His latest book, “Extortion: How Politicians Extract Your Money, Buy Votes, And Line Their Own Pockets,” takes Congress to task for what some might call legal corruption. Here are six examples from Schweizer’s book of  how congressmen use campaign donations to enrich themselves, their families and sometimes their staff:

1.) Hiring family members to work — or “work” — for their campaign: Schweizer says 82 members of Congress did this during the 2008 and 2010 election cycles. Among his many examples, he points to former Republican Texas Rep. Ron Paul, who paid six different family members over $300,000, and Democratic Florida Rep. Alcee Hastings, who paid his girlfriend over $600,000.

2.) Having their campaign pay them rent: In 2010, for instance, Virginia Republican Rep. Randy Forbes’ campaign “paid 35,4000 to rent a building” that the congressman owns in Virginia, according to Schweizer.

3.) Rob Andrews is pretty “creative”: Schweizer writes that the New Jersey Democratic congressman might “get the award for creativity and artistic ability: He funneled campaign money to several theaters that would engage his daughter (an actress and singer) to perform.”

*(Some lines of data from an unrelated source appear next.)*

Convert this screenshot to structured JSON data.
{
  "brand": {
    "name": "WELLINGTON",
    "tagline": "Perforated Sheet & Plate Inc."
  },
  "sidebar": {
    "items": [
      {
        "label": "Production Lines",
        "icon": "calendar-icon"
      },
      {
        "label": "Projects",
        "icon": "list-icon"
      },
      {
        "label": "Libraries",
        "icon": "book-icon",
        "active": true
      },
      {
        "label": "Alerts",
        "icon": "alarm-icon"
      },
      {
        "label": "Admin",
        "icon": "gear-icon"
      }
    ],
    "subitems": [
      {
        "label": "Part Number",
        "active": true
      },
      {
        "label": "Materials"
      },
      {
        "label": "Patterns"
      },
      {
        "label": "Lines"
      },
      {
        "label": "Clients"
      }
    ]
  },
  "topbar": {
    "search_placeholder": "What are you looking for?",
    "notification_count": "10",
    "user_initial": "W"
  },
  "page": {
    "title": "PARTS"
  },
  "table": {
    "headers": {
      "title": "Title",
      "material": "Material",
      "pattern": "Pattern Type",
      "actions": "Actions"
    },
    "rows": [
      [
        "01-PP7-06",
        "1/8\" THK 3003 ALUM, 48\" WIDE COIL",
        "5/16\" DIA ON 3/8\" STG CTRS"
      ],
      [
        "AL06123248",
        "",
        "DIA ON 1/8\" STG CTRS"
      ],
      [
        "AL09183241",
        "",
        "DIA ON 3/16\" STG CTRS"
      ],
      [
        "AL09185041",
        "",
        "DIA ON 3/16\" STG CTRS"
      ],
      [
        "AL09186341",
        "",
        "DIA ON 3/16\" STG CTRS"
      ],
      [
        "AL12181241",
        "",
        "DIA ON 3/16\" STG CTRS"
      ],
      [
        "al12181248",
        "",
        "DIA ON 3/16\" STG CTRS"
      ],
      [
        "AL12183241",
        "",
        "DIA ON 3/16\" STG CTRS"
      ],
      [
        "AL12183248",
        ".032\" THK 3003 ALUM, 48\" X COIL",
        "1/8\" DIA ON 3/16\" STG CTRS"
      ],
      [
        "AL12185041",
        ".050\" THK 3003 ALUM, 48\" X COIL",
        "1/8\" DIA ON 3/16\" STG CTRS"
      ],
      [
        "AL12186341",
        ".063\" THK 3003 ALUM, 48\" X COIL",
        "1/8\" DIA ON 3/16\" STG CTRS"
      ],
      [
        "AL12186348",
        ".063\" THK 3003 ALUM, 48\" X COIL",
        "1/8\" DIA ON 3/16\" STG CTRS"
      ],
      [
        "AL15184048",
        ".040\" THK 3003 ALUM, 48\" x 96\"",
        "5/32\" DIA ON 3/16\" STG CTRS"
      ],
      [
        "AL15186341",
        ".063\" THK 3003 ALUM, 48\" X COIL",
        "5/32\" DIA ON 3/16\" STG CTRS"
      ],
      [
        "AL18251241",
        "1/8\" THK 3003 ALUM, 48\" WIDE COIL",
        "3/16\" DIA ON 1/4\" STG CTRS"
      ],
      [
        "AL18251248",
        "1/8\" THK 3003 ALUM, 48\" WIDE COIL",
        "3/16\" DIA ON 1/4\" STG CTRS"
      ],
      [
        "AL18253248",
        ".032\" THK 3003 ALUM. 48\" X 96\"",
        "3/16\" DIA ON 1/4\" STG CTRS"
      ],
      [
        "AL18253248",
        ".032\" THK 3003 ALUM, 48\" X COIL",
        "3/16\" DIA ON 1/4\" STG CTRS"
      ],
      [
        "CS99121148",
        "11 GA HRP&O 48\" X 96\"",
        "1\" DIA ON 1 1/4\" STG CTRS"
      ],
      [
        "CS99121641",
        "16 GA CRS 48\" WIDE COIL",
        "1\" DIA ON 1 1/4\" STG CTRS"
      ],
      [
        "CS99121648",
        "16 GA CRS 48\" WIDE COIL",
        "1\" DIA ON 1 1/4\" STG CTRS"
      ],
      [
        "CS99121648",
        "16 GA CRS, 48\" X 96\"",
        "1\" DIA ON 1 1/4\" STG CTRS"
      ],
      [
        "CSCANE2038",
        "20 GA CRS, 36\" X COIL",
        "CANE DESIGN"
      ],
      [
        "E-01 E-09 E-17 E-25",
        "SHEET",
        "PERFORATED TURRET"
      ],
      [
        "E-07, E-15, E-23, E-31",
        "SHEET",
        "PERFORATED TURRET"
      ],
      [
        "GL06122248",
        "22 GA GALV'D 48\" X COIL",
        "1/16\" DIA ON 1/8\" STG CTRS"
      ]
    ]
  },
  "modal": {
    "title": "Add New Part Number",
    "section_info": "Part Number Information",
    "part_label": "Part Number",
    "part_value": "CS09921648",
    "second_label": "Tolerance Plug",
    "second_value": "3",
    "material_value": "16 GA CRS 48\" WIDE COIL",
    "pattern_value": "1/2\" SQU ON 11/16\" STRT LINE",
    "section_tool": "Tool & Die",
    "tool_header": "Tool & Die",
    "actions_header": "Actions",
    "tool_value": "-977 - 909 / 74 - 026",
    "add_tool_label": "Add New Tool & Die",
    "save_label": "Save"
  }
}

“His campaign donated money to the Rock School of Dance, where his daughter trained, and then paid the Prince Music Theater and the Walnut Street Theater, both in Philadelphia, tens of thousands of dollars in donations for the events and ‘expenses,'” Schweizer continues. “His campaign also bought tickets for school groups to attend performances. His campaign committee donated to the Broadway Theater in Pittman, New Jersey, where his daughter preformed. And when she performed at Six Flags Great Adventure Theme Park in New Jersey, his campaign picked up meal expanses.”

4.) Earning interest off campaign loans: Meet Democratic California Rep. Grace Napolitano. When she first ran for office in 1998, Schweizer writes, she “loaned her congressional campaign committee $150,000.” She won. So what about the loan? 

“She never asked for the money back,” reports Schweizer. “Instead, she charged her campaign an eye-popping 18 percent interest for almost twenty years, never paying off the loan. She pocketed more than $200,000 in interest payments during the first decade of the loan. In 2006 she dropped the interest rate to 10 percent, but kept paying herself interest.”

As Schweizer further notes, “Napolitano is a longtime member of the House Committee on Natural Resources and the House Transportation Committee, which means that donations from industries in those areas were not only donating to her campaign but also putting money in her pocket.”

5.) Leadership PACs allow congressmen to raise money and spend it on themselves and their staffs too: Schweizer provides this example:

“How unregulated are these leadership PACs? Consider the case of Ohio Republican Paul Gillmor’s leadership PAC. During a recent election, PAUL PAC spent almost $6,000 on personal expenses: fast food, doughnuts, bar tabs, and golf. The problem? Congressman Gillmor was dead. He had tragically fallen down the stairs months earlier. And yet PAUL PAC was picking up the cost of pizza deliveries, visits to Mexican restaurants, Dunkin’ Donuts, and more. Intrepid Wall Street Journal reporters Brody Mullins and Brad Haynes uncovered the story and asked the PAC manager  about expenditures. He had a simple explanation: the expenditures were necessary because the PAC members had ‘gathered many times as we were all grieving to help each other with the job search process.’ There was apparently nothing illegal about using ‘grieving funds’ to go golfing.”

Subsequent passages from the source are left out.